Bolsonaro transforma Brasil em “ameaça global”, diz Jamil Chade

Há uma associação cada vez mais automática entre brasileiros e a pandemia de Covid-19, graças ao comportamento negligente do presidente da República

O jornalista Jamil Chade, colunista do portal UOL, relatou nesta sexta-feira (5) diversas situações que confirmam a transformação do Brasil numa “ameaça global” sob o governo Jair Bolsonaro. Segundo Jamil, há uma associação cada vez mais automática entre brasileiros e a pandemia de Covid-19, graças ao comportamento negligente do presidente da República.

“Em alguns locais, os comentários vêm permeados por ironias e até uma solidariedade sincera com o que ocorre no Brasil. Em outros, o tratamento vem de forma mais séria. Mas todos com o mesmo sentido: a desconfiança sobre o país é profunda”, afirma o jornalista.

Segundo ele, “os berros das manchetes dos jornais britânicos estampavam uma ‘caçada’ das autoridades sanitárias em busca de uma pessoa que estaria com o ‘vírus brasileiro’. De tanto usar a nacionalidade chinesa para deliberadamente designar a doença, Jair Bolsonaro e sua milícia digital passaram a ter de engolir de seu próprio veneno ao ver o nome do Brasil, agora, qualificar um vírus ainda mais perigoso”.

Essa crescente ojeriza aos brasileiros foi demonstrada por Jamil Chade com exemplos de seu dia a dia:

Nesta semana, recebi um telefonema de um casal de diplomatas que estava num país da América do Sul. A voz do outro lado da linha era de pessoas desesperadas. Precisavam voltar para seu posto na Europa e, horas antes do voo, a companhia aérea deu aos passageiros uma péssima notícia: o avião teria de fazer escala no Brasil.

O medo de uma contaminação os levou a duvidar se deveriam embarcar, enquanto consultas legais eram realizadas com as entidades onde trabalhavam para saber se passar pelo Brasil representaria um risco.

Há poucos dias, levei meu filho caçula ao dentista e, ao ver que era eu quem o acompanhava, o profissional imediatamente deu um passo para trás e perguntou: você não esteve recentemente no Brasil, não é?

Nesta sexta-feira, ao entrar na sede da ONU em Genebra, fui parado pelo correspondente do New York Times assombrado com o que leu sobre a reação do presidente Jair Bolsonaro diante da crise.

O jornalista acrescenta que o receio da chegada de brasileiros em aeroportos é algo frequente. “Aeroportos de todo o mundo passaram a tratar qualquer um vindo do País como suspeito, enquanto a suspensão de conexões aéreas e fechamentos de fronteiras se ampliam e se estendem.”

Assim, conclui Jamil, o Brasil deixou de ser apenas um “pária no mundo” para se tornar “uma das ameaças” globais.

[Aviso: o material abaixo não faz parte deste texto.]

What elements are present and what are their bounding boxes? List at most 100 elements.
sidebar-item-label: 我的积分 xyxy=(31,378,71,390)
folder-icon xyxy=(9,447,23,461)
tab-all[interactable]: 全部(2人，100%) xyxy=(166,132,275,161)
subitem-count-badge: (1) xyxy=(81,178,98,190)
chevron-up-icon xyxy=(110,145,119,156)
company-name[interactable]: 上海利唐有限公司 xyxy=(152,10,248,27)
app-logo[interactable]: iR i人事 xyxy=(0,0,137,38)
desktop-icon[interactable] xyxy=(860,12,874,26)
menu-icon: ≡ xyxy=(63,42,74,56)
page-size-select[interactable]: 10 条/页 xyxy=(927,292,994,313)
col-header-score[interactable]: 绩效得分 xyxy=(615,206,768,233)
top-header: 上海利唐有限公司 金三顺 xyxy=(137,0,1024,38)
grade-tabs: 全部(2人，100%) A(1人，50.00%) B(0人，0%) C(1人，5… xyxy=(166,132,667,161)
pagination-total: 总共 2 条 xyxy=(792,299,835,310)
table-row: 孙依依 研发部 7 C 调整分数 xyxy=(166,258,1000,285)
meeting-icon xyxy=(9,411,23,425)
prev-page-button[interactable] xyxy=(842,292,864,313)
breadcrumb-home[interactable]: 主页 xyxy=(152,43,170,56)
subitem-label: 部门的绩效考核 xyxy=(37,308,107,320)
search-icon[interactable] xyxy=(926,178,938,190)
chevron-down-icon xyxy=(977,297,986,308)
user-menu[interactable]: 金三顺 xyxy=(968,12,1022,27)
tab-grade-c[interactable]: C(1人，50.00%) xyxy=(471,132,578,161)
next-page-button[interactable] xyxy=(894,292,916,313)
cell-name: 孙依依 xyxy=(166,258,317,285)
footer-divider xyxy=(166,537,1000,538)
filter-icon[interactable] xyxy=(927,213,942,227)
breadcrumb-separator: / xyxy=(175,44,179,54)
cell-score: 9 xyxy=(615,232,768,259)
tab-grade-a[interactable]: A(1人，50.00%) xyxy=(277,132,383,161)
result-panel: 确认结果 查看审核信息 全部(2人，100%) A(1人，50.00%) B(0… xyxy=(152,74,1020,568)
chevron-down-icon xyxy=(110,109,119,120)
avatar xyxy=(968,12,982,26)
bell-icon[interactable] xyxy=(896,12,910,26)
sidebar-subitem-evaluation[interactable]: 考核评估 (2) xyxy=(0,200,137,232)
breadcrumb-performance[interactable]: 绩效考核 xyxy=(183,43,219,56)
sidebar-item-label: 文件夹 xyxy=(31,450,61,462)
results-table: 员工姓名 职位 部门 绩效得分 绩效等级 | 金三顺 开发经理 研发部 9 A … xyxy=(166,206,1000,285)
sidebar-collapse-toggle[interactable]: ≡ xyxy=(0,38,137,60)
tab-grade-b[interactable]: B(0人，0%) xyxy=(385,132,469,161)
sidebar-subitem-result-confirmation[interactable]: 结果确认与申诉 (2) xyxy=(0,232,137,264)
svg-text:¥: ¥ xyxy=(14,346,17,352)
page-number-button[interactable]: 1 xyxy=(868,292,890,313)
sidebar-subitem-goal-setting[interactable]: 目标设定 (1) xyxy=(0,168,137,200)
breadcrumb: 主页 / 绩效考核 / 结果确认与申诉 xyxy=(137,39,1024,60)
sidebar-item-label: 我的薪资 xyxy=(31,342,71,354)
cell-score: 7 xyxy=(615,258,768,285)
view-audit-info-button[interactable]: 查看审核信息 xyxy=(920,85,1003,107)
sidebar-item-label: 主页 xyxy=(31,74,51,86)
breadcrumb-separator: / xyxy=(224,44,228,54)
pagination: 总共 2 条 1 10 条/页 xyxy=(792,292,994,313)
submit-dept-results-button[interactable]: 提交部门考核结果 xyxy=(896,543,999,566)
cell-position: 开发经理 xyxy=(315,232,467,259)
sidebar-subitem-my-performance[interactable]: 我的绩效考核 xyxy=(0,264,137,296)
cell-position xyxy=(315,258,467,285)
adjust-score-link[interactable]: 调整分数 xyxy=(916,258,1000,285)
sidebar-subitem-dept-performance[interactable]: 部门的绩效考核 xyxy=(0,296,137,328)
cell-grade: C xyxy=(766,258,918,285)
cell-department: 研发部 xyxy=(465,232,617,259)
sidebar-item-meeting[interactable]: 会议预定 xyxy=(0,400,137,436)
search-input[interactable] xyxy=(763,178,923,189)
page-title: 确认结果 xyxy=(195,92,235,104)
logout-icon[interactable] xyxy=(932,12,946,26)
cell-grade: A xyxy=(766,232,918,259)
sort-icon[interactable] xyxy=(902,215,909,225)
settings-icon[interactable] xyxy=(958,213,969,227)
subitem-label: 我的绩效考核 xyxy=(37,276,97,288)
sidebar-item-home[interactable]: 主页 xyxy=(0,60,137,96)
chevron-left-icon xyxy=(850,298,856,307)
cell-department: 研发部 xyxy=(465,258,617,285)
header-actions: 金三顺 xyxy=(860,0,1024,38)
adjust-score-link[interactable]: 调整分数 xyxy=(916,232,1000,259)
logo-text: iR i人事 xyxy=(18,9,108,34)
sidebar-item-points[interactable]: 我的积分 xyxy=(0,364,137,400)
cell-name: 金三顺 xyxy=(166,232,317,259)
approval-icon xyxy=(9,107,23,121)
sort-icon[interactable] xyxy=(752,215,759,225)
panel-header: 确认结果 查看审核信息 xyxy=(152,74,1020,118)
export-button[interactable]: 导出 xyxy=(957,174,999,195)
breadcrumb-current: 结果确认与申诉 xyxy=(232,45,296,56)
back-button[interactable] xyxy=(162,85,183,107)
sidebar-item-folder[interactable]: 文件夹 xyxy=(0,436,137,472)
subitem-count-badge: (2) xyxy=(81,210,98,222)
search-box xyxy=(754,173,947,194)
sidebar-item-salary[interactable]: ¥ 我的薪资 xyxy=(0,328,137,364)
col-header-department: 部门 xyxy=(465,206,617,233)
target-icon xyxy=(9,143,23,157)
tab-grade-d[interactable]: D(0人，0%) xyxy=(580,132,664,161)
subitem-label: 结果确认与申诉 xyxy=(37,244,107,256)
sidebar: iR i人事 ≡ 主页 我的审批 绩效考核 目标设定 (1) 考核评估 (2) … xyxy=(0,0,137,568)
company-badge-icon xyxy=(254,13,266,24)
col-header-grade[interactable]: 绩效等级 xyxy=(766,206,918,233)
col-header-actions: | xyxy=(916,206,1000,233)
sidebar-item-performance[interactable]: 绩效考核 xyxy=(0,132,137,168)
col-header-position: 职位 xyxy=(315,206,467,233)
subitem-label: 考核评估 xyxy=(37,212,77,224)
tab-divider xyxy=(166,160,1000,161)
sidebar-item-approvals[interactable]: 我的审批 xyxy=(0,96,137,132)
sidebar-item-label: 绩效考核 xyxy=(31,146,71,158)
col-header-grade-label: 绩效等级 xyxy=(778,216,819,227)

As estatísticas da pandemia reforçam essa impressão: “Em 24 horas, mais de 20% dos novos contaminados no planeta pela Covid-19 estavam no Brasil. Na última semana, representamos 12% de todos os mortos. E pior: não há controle e nem uma estratégia para sair de um velório que parece não ter fim”.

Mais do que a pandemia, porém, o fator que põe a comunidade internacional em alerta com o Brasil é Bolsonaro, tachado de “louco” na cúpula da OMS (Organização Mundial da Saúde). Sob seu governo, há um “‘apagão’ de dados no Brasil sobre a circulação da variante encontrada em Manaus”, além de “um grupo de bombeiros cegos enviados a combater um incêndio”.

O colunista conclui que o País vive uma grave crise de imagem, que põe em xeque a “reputação de uma nação, de uma economia e de uma imagem construída ao longo de décadas”, mas destruída aos poucos pelo bolsonarismo. “Apresentado como um país doente e sem rumo, com um presidente negacionista e incapaz de dar uma resposta, o Brasil vive o seu pior momento no palco internacional desde o fim do Regime Militar”, escreve Jamil.

“Se os incêndios na Amazônia em 2019 elevaram Bolsonaro uma espécie de ‘vilão do mundo’, sua gestão da pandemia nos tornou tóxicos aos olhos do planeta”, agrega. “Não sabemos quantos ainda morreremos até o final dessa crise sanitária, nem se nos transformaremos no ‘misterioso país das lágrimas’ ao final da pandemia. Mas, entre os efeitos colaterais do ‘vírus brasileiro’, já temos algumas certezas: uma parcela da história do País vem sendo enterrada em cada caixão, assim como seu lugar no mundo.”